Wind tunnel experiments were conducted to measure the mean aerodynamic forces and vortex shedding frequencies for two staggered circular cylinders of equal diameter in cross-flow. The Reynolds number based on cylinder diameter ranged from Re=3.2×10 4 to 7.4×10 4, the centre-to-centre pitch ratio was varied from P/D=1.125 to 4.0, and the incidence angle was incremented in small steps from α = 0 ° to 90°. The mean drag and lift force coefficients and the Strouhal numbers were obtained for both the upstream and downstream cylinders. From the behaviour of the experimental data, the staggered configuration could be broadly classified by the pitch ratio as closely spaced ( P/D<1.5), moderately spaced (1.5⩽ P/D⩽2.5), or widely spaced ( P/D>2.5). Closely spaced staggered cylinders are characterized by mean aerodynamic forces that undergo large changes in magnitude and direction with the incidence angle for both cylinders.
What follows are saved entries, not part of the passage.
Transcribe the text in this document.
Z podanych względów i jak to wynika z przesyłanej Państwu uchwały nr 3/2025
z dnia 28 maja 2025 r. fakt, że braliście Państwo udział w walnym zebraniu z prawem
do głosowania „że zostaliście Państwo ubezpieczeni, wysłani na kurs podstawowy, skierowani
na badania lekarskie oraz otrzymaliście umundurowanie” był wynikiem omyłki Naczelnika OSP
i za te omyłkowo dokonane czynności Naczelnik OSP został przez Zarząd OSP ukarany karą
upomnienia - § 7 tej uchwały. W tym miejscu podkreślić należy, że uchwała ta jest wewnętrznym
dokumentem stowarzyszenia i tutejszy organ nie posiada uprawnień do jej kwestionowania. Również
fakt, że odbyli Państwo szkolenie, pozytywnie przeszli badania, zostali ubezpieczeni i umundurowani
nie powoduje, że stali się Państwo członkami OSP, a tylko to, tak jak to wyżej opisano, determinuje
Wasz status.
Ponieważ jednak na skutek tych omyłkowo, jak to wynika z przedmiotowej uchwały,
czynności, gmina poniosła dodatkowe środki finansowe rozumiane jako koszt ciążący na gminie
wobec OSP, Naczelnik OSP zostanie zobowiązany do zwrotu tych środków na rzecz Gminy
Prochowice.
The same Strouhal number is measured behind both cylinders, an indication of single-bluff-body behaviour. Moderately spaced staggered cylinders are characterized by small changes in the mean aerodynamic forces on the upstream cylinder, but a relatively complex behaviour of the mean aerodynamic forces on the downstream cylinder. Two Strouhal numbers are measured for most incidence angles. For both closely spaced and moderately spaced configurations, a critical incidence angle was found that is associated with a local maximum drag coefficient on the upstream cylinder, a maximum inward-directed lift coefficient for the downstream cylinder (known as the inner lift peak), a local minimum drag coefficient for the downstream cylinder, and a maximum value for the Strouhal number. Widely spaced staggered cylinders are characterized by mean aerodynamic forces on the upstream cylinder that are mostly unchanged from the single cylinder, and a single Strouhal number for both cylinders indicative of synchronized vortex shedding from both cylinders at all incidence angles. The mean aerodynamic forces on the downstream cylinder are marked by a minimum drag coefficient in the tandem configuration and the appearance of the outer lift peak. The outer lift peak for the downstream cylinder is associated with the proximity or impingement of shed Kármán vortices from the upstream cylinder.